Model-based learning methods (also known as structure-based or eager learning) can generalize better than instance-based methods by building models from training data. This involves using algorithms such as linear regression, logistic regression, random forest trees, etc. to create a model that can be used to predict new data points.

Figure 6 shows how class prediction is performed based on boundaries learned from the training data rather than compared to the stored data set based on similarity measures.

**Figure 6**. General form of model-based learning algorithms

Instance-based learning and model-based learning have several key differences, which can be mentioned as follows:

Generalizability: In model-based learning, the goal is to learn a generalizable model that can be used to predict new data, meaning that the model is trained on one data set and then on another data set that the model It has not seen them before, the evaluation and performance of the model is tested. In contrast, instance-based learning algorithms simply remember training examples and use them to predict new data. This means that instance-based learning algorithms do not attempt to learn a generalizable model, and their performance on new data is not as reliable as model-based algorithms.

Scalability: Since instance-based learning algorithms simply remember the training examples, they can be very slow and, in some cases, unusable when working with large data sets because the model must store all the training examples in store the memory and compare the new data with each of the stored samples. In contrast, model-based learning algorithms can be more scalable because they do not have to store all training examples. Instead, they learn a model that can be used to make predictions without storing the training data.

Interpretability: Model-based learning algorithms often produce models that are easier to interpret than example-based learning algorithms because model-based algorithms learn a set of rules or parameters that can be used to understand how the model predicts. In contrast, example-based learning algorithms simply store training examples and use them as a basis for prediction, which can make predictions difficult to interpret.

5. Parametric versus non-parametric model

In machine learning, a parametric model makes assumptions about the probability distribution of the data and has a fixed number of parameters that do not depend on the amount of training data. Once the parameters are learned from the data, the model can be used to predict new data. On the other hand, a non-parametric model has no assumptions about the probability distribution of the data, and the model cannot be specified with a set of parameters, and the number of parameters changes with the number of training data. Non-parametric models often require more data to estimate their parameters, and their calculation speed may be slower than parametric models. Examples of parametric models include linear regression, logistic regression, and simple Bayes.

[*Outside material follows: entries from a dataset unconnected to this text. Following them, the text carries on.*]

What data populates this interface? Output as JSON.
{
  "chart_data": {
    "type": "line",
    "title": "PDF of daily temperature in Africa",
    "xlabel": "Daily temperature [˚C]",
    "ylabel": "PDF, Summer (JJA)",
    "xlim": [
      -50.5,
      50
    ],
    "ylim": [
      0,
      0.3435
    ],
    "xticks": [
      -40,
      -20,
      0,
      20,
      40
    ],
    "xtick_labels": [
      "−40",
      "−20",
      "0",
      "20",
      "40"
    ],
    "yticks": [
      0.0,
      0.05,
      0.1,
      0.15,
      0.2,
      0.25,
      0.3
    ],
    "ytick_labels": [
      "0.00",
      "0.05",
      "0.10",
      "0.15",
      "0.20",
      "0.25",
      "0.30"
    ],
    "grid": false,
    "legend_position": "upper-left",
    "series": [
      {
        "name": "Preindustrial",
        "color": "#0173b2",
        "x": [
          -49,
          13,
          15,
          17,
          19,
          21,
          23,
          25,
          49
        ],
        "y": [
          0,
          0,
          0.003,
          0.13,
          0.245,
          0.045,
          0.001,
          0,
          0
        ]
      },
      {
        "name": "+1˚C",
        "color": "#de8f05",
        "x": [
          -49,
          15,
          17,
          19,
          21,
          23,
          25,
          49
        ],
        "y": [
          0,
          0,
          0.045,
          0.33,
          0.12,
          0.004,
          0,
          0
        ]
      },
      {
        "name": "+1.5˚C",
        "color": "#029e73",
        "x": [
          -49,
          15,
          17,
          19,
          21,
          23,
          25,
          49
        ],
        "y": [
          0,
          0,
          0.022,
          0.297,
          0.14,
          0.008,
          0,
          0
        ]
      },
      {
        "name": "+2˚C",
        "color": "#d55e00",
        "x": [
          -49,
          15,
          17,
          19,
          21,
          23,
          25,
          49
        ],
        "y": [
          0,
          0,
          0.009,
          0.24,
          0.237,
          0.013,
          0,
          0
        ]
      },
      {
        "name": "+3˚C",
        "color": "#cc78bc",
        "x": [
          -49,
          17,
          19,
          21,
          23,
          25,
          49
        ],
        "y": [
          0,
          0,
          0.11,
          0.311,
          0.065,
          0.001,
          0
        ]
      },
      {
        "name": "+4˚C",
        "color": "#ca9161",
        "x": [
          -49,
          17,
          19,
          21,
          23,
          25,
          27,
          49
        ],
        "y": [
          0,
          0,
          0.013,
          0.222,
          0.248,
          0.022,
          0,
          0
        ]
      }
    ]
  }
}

Examples of non-parametric models include k-nearest neighbor, decision tree and random forest.

In general, parametric models are useful when the data are relatively simple and follow a known probability distribution, while nonparametric models are more appropriate for complex and heterogeneous data.

In Part 11, we talked about Different Types of Learning in ML. In the next days of machine learning journey, we will talk about different types of algorithms in in AI, especially in Part 12: Machine Learning Series: Day 12 — Logistic Regression (Part 1), we will investigate logistic regression, a popular statistical model used for binary classification tasks by estimating the probability of an event occurring based on input variables.